To get the data within the trigger to build the audit info you need to encode the table name, look up the username (for the user that made the change - as that was denormalised into this table too - ironically no doubt to speed up read performance), then iterate around another table that tells you which columns you’re interested in auditting, for each of those check if they’ve changed (in a cursor of course), then find the differences and do an insert for each.

So, if we’ve got 8 columns to change then we’ve got one trigger, one lookup for the user’s username, one cursor iterating around 8 “columns to audit” entries, at least 8 lookups against before and after data in the trigger, then up to 8 inserts into the audit table.

Now, some people are thinking… what’s the problem?

Firstly, one of volume: the client mentioned has a few million rows and does updates that can sometimes effect 10s of thousands of rows, suddenly a trigger per row hurts.

Secondly, they’ve obviously been looking at performance the wrong way - they have about 1000 users (and the table for users is the ntusername, vs the userid - not exactly large - so it’s easy for sql server to cache in tempdb as it’s used all the time).

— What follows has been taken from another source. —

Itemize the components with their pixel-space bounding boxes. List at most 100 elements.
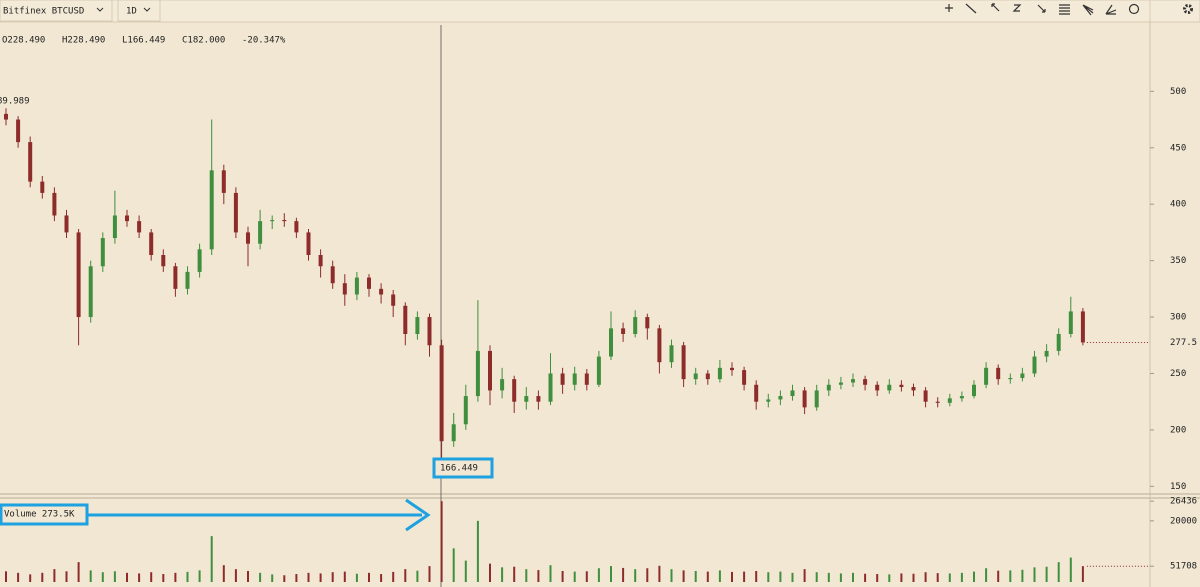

Next up the audit data isn’t going to change on a day by day basis - so why not generate that list of columns to check straight into the trigger code? At least that way you’ve skipped another table lookup.

I’m guessing you’re thinking - so what’s the right way? what’s the magic bullet/golden hammer? - There isn’t one, for every situation there’s a different solution, but it all starts by understanding the way your application needs to work.

I use two basic practises a lot;

a) Never update a row - have a timestamp against a row and the user id that created it and a marker that it’s historical. when you need to change data simply insert a new row (with the Now timestamp and the current user’s id) with the new data, then mark the original row as defunct. You either get the history live by showing before and afters, or have a batch job that turns it into user friendly stuff in a downtime (if one exists). If you use Stored Procedures/SPs (i’m assuming you do!) then it’s easy to implement this scheme in there.
b) Generate a table that matches the schema of the original table you wish to audit and prefix the name with audit or history (potentially you can trim down the columns in there if you’re not interested in all of them) and then insert the original data into the audit table whenever you go to update it. Again this is easy to do in the Stored Procs/SPs.

In general (a) is the simplest to implement but it’s only really usable if you have smallish data sets (especially if you put a clustered key on the “defunct” marker column - as that update will require a table reshuffle). (b) is more work but at least you’re segmenting your data into historical vs. current - so any stupid programmer mistakes (such as not using the defunct marker in a select query on the data can return a history row instead and confuse the user).